It would be good enough for them, I think.
But I think that that's a plan that I wouldn't be surprised to see San Francisco do something like that.
I wouldn't be surprised to see maybe New York do something like that.
Maybe Philadelphia.
Some of the cities along the coast, Miami, you know, pull a ship in.
San Francisco definitely would.
No question.
And so, you know, of course, they're not really smart business people, so they'll just rent it from the people.
No.
They'll just rent those cruise ships.
Okay, we'll just, but we'll pay for rent and then we'll pay for people to come and clean it up and then we'll pay for people to come and clean the water up when the homeless people are
Poo-in and peeing in the water
You know off the side of the ship we'll just pay for that don't worry about it's better than having to pay for people to clean up poop in the streets
I might have to agree with that actually
But I think that
Look if we're going to give them places to live
Like that
Let's
I'm okay, just let the city buy the ship.

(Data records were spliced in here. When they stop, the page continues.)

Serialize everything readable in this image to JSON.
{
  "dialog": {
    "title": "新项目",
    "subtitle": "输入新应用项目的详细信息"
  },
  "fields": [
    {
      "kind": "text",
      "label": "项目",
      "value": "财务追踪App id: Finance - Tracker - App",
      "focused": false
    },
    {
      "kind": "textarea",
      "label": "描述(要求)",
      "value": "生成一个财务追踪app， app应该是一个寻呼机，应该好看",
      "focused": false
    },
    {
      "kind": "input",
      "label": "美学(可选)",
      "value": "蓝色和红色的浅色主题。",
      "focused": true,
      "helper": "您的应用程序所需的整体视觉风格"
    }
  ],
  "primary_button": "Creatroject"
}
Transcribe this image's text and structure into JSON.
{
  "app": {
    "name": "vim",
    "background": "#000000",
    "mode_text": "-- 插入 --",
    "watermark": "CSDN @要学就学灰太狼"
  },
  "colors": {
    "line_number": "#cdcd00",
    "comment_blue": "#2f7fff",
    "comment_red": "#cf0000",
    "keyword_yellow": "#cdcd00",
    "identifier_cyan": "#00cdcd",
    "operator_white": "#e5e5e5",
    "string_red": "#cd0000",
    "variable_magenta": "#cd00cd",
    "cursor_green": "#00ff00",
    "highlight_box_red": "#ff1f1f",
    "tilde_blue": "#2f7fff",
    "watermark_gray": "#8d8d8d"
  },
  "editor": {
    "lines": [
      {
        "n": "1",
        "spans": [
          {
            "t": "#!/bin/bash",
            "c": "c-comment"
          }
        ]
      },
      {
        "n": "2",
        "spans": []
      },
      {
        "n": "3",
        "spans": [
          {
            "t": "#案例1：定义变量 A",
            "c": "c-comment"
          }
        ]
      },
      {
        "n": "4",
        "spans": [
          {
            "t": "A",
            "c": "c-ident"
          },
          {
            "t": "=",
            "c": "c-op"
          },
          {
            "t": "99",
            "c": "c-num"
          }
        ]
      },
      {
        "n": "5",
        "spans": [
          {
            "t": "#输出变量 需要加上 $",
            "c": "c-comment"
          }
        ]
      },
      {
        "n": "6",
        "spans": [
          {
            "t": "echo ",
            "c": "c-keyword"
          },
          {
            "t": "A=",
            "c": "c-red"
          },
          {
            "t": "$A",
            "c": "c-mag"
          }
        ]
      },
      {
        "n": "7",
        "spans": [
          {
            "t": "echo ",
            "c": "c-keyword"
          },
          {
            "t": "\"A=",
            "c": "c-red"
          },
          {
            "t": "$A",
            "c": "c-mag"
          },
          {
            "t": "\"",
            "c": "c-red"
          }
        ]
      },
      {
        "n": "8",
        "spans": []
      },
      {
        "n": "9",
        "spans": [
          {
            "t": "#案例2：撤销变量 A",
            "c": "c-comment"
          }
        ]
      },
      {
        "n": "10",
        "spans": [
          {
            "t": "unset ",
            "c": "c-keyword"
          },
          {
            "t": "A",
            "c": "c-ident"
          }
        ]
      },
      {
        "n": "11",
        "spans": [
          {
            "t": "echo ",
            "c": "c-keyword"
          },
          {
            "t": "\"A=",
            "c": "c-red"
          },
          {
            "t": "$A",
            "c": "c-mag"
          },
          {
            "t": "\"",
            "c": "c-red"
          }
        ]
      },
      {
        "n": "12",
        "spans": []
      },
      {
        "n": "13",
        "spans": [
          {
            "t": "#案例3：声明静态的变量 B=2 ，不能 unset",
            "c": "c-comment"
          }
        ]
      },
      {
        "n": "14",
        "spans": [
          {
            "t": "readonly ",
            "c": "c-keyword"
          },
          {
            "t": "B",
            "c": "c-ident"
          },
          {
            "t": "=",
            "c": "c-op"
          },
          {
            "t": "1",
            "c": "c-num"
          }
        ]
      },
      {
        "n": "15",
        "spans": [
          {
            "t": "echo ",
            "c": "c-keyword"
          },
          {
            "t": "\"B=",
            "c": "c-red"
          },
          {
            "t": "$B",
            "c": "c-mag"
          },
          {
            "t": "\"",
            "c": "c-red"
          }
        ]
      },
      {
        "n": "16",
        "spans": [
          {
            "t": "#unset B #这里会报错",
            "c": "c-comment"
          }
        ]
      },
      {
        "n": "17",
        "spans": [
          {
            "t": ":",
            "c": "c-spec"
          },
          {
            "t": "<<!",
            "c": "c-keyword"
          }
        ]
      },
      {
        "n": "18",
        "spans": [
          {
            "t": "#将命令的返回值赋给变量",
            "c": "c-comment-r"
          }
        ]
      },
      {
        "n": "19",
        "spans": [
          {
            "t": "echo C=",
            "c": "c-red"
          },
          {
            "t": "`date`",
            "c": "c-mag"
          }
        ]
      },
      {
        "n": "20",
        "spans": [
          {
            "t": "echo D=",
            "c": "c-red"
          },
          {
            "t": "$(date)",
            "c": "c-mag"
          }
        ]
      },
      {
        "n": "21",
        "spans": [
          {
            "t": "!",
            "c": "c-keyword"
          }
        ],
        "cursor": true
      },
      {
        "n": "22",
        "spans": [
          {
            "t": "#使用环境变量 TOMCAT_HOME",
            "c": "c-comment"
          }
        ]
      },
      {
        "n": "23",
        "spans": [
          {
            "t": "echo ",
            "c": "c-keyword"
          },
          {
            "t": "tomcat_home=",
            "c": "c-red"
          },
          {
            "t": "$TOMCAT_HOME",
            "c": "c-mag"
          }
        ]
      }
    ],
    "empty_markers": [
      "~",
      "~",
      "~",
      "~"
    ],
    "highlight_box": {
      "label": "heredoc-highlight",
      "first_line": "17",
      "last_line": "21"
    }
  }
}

It's going to be cheaper in the long run, right?
I mean, that's the argument, is that we buy the ship,
and then you have people that come in and take care of it.
But there's going to have to be some kind of security, right?
I mean, holy cow.
It could get ugly, ugly on one of those big cruise ships
with, you know, a thousand homeless people who get really ugly.
You think if you see some of the streets,
that have, you see a lot of homeless people.
Well, really, that street has maybe got, what, 50?
You know, something like that?
And you put them all, and you start rounding them up.
That doesn't sound too good, actually.
We're just going to round them up.
There's round up the homeless.
They're going to round them up.
Maybe, you know what we can do?
We can put little patches on them.
Like, you know, little yellow stars that say, hey, homeless.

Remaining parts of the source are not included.